Think I shocked the whole office that I will be away for so long. For all the talk of covering officers, the plan somehow never extended to my position. And now they are stuck in an emergency situation which I think they are floundering over now even as I type. Can't say I feel apologetic though. I am enjoying myself, with no worries about deadlines, Finance Circular requirements etc. Wonders that a break can bestow.

Due to this abnormally big ulcer, my mum has proclaimed that although I may be earning an amount that may not be commensurated with my level of experience, this shouldn't mean that I need to sell my life to the job. Cos at the end of the day, if I am sick, only I myself will suffer from the pain etc, and not the firm. Again, she reminded me that no one is indispensable, and that I jolly well should know where to draw the line. Working 12-hrs everyday is no joke and even a robot can break down, much less a human (and not a very strong one at that).
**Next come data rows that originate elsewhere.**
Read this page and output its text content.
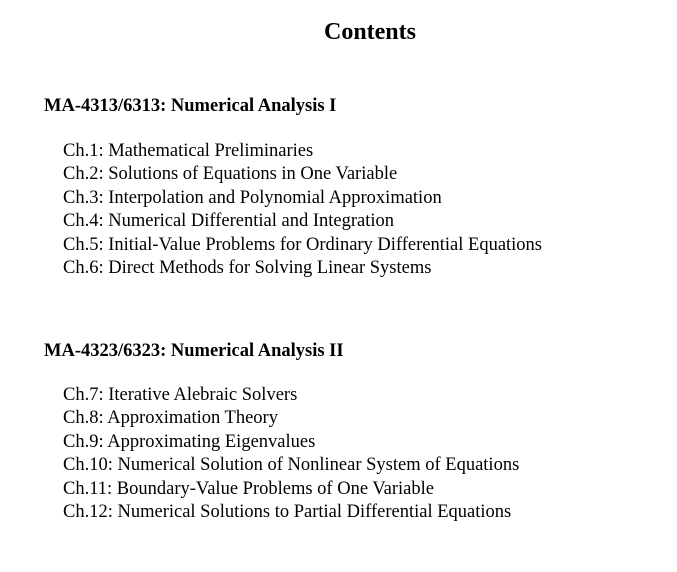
Contents
MA-4313/6313: Numerical Analysis I
Ch.1: Mathematical Preliminaries
Ch.2: Solutions of Equations in One Variable
Ch.3: Interpolation and Polynomial Approximation
Ch.4: Numerical Differential and Integration
Ch.5: Initial-Value Problems for Ordinary Differential Equations
Ch.6: Direct Methods for Solving Linear Systems
MA-4323/6323: Numerical Analysis II
Ch.7: Iterative Alebraic Solvers
Ch.8: Approximation Theory
Ch.9: Approximating Eigenvalues
Ch.10: Numerical Solution of Nonlinear System of Equations
Ch.11: Boundary-Value Problems of One Variable
Ch.12: Numerical Solutions to Partial Differential Equations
Which brings me to my point that since I am not hankering after a promotion and/or I (or rather my parents) can afford to feed myself for a prolonged period of time without a job, why am I so IRRATIONALLY responsible and taking everything that is thrown onto my lap? In fact, that cannot be considered responsible, but plain STUPIDITY.

Now, even my body is protesting about the way I have been treating it (Remember that 5-cent ulcer? Not being kua zhang here, but it's really TT big.) Hence, my conclusion: I need to let go more...and when the time is up, I should go. If I can't meet their requirements, so be it. I am human after all, and it's time that they wake up to this fact. Maybe I am just realising this fact myself after experiencing the searing shots of pain into my brain over the past 5 days.

Speaking of which, the ulcer must heal itself within 1 week, if not it may signal something worse.